Breakthrough drugs are hard to plan for, and if you're trying to get your appetite under control today, they do you no good at all. But other studies in the appetite field could produce results sooner. At the Pennington Center in Baton Rouge, investigators run what may be the most sophisticated metabolic test kitchen in the country, hoping, in part, to determine which kinds of meals satisfy us best with the smallest penalty to pay on the scale. The kitchen looks like any other, with the exception of the laboratory instruments that allow investigators to determine the metabolic impact of eating, say, 90 grams of a pancake breakfast as opposed to 113 or 123. People battling weight problems volunteer for several-day stays to test the menus and undergo other studies in order to help both themselves and others.

At the moment, some of the research in the kitchen involves trying to find a more precise way to balance the glucose loads various foods deliver to the body. That's important, since the bigger the glucose hit, the greater the sense of satiation, but only for a little while. Afterward, hunger returns stronger than ever. "High glycemic foods like refined breads and sugars push the body to refuel," says nutrition scientist Marlene Most, head of the metabolic kitchen. "In low glycemic foods, there is a constant flow of glucose and insulin, so we don't need to refuel as much."
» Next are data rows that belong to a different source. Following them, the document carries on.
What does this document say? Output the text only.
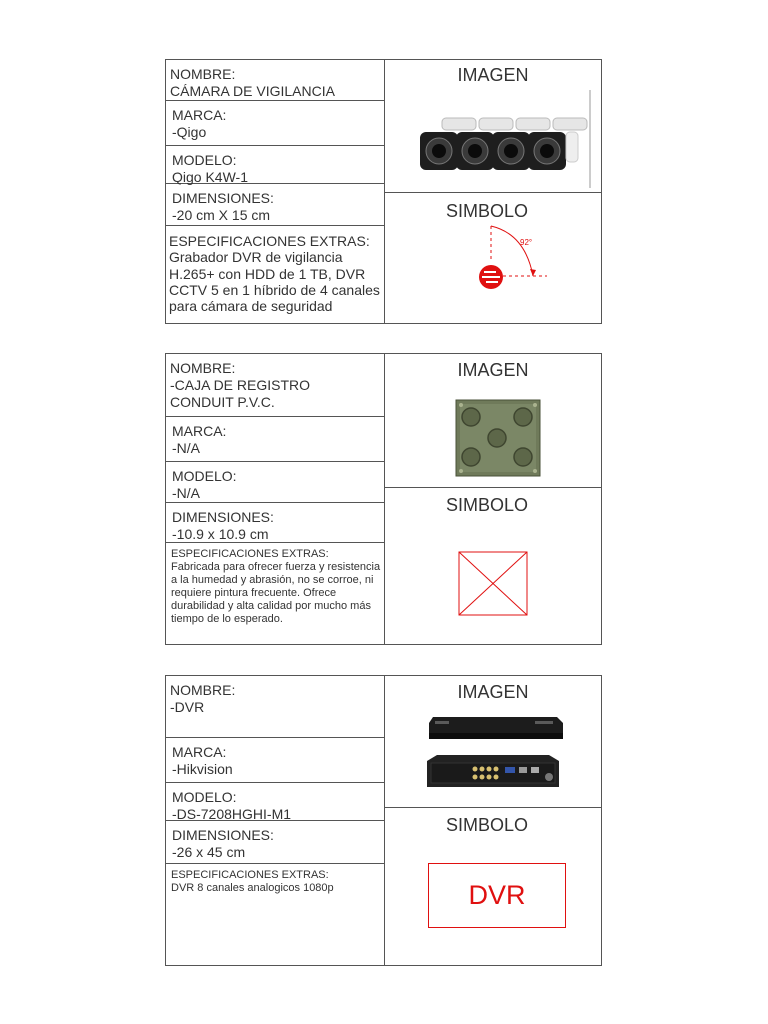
NOMBRE:
CÁMARA DE VIGILANCIA
MARCA:
-Qigo
MODELO:
Qigo K4W-1
DIMENSIONES:
-20 cm X 15 cm
ESPECIFICACIONES EXTRAS:
Grabador DVR de vigilancia H.265+ con HDD de 1 TB, DVR CCTV 5 en 1 híbrido de 4 canales para cámara de seguridad
IMAGEN
SIMBOLO
92°
NOMBRE:
-CAJA DE REGISTRO
CONDUIT P.V.C.
MARCA:
-N/A
MODELO:
-N/A
DIMENSIONES:
-10.9 x 10.9 cm
ESPECIFICACIONES EXTRAS:
Fabricada para ofrecer fuerza y resistencia a la humedad y abrasión, no se corroe, ni requiere pintura frecuente. Ofrece durabilidad y alta calidad por mucho más tiempo de lo esperado.
IMAGEN
SIMBOLO
NOMBRE:
-DVR
MARCA:
-Hikvision
MODELO:
-DS-7208HGHI-M1
DIMENSIONES:
-26 x 45 cm
ESPECIFICACIONES EXTRAS:
DVR 8 canales analogicos 1080p
IMAGEN
SIMBOLO
DVR
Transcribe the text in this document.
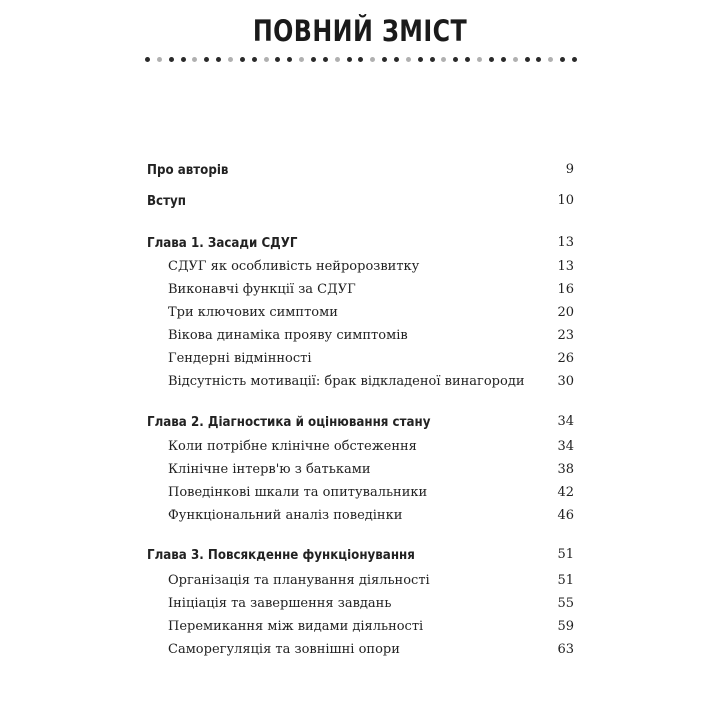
ПОВНИЙ ЗМІСТ
Про авторів	9
Вступ	10
Глава 1. Засади СДУГ	13
СДУГ як особливість нейророзвитку	13
Виконавчі функції за СДУГ	16
Три ключових симптоми	20
Вікова динаміка прояву симптомів	23
Гендерні відмінності	26
Відсутність мотивації: брак відкладеної винагороди	30
Глава 2. Діагностика й оцінювання стану	34
Коли потрібне клінічне обстеження	34
Клінічне інтерв'ю з батьками	38
Поведінкові шкали та опитувальники	42
Функціональний аналіз поведінки	46
Глава 3. Повсякденне функціонування	51
Організація та планування діяльності	51
Ініціація та завершення завдань	55
Перемикання між видами діяльності	59
Саморегуляція та зовнішні опори	63
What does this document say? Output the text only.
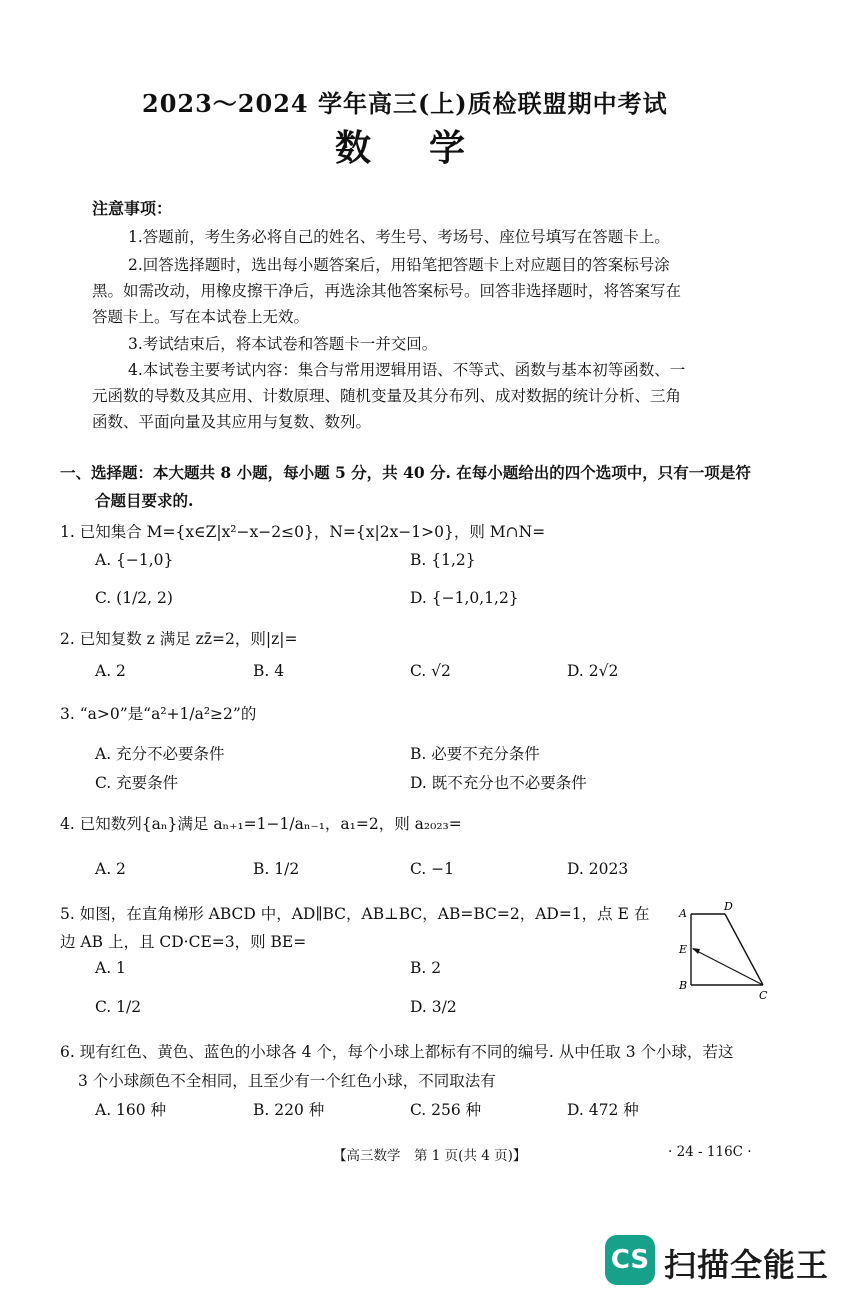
2023～2024 学年高三(上)质检联盟期中考试
数学
注意事项：
1.答题前，考生务必将自己的姓名、考生号、考场号、座位号填写在答题卡上。
2.回答选择题时，选出每小题答案后，用铅笔把答题卡上对应题目的答案标号涂
黑。如需改动，用橡皮擦干净后，再选涂其他答案标号。回答非选择题时，将答案写在
答题卡上。写在本试卷上无效。
3.考试结束后，将本试卷和答题卡一并交回。
4.本试卷主要考试内容：集合与常用逻辑用语、不等式、函数与基本初等函数、一
元函数的导数及其应用、计数原理、随机变量及其分布列、成对数据的统计分析、三角
函数、平面向量及其应用与复数、数列。
一、选择题：本大题共 8 小题，每小题 5 分，共 40 分. 在每小题给出的四个选项中，只有一项是符
合题目要求的.
1. 已知集合 M={x∈Z|x²−x−2≤0}，N={x|2x−1>0}，则 M∩N=
A. {−1,0}	B. {1,2}
C. (1/2, 2)	D. {−1,0,1,2}
2. 已知复数 z 满足 zz̄=2，则|z|=
A. 2	B. 4	C. √2	D. 2√2
3. “a>0”是“a²+1/a²≥2”的
A. 充分不必要条件	B. 必要不充分条件
C. 充要条件	D. 既不充分也不必要条件
4. 已知数列{aₙ}满足 aₙ₊₁=1−1/aₙ₋₁，a₁=2，则 a₂₀₂₃=
A. 2	B. 1/2	C. −1	D. 2023
5. 如图，在直角梯形 ABCD 中，AD∥BC，AB⊥BC，AB=BC=2，AD=1，点 E 在
边 AB 上，且 CD·CE=3，则 BE=
A. 1	B. 2
C. 1/2	D. 3/2
A
D
E
B
C
6. 现有红色、黄色、蓝色的小球各 4 个，每个小球上都标有不同的编号. 从中任取 3 个小球，若这
3 个小球颜色不全相同，且至少有一个红色小球，不同取法有
A. 160 种	B. 220 种	C. 256 种	D. 472 种
【高三数学　第 1 页(共 4 页)】	· 24 - 116C ·
CS 扫描全能王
Pennington neuroscientist Christopher Morrison has looked at another, comparatively fast-track approach to appetite control. If leptin supplements have been such a disappointment in keeping food intake in check, what about leptin combined with other natural suppressants such as CCK? In animal studies conducted in a lab where Morrison did his postdoctoral work, doses of CCK followed by leptin did a better job of curbing appetite than either one alone. "There have been some good data to suggest that the [effectiveness] of short-term CCK signals are influenced by the presence of leptin," Morrison says.

Other, still more direct strategies rely on other, still simpler mechanisms. Most people on diets notice that their hunger pangs seem to diminish over time. Perhaps they're just getting used to living with their cravings, but the recent findings showing that leptin may become more effective as obese people shed fat suggests a biochemical mechanism is at work. While knowing this won't make the weight fall off faster, it does provide one more incentive to stay the dietary course.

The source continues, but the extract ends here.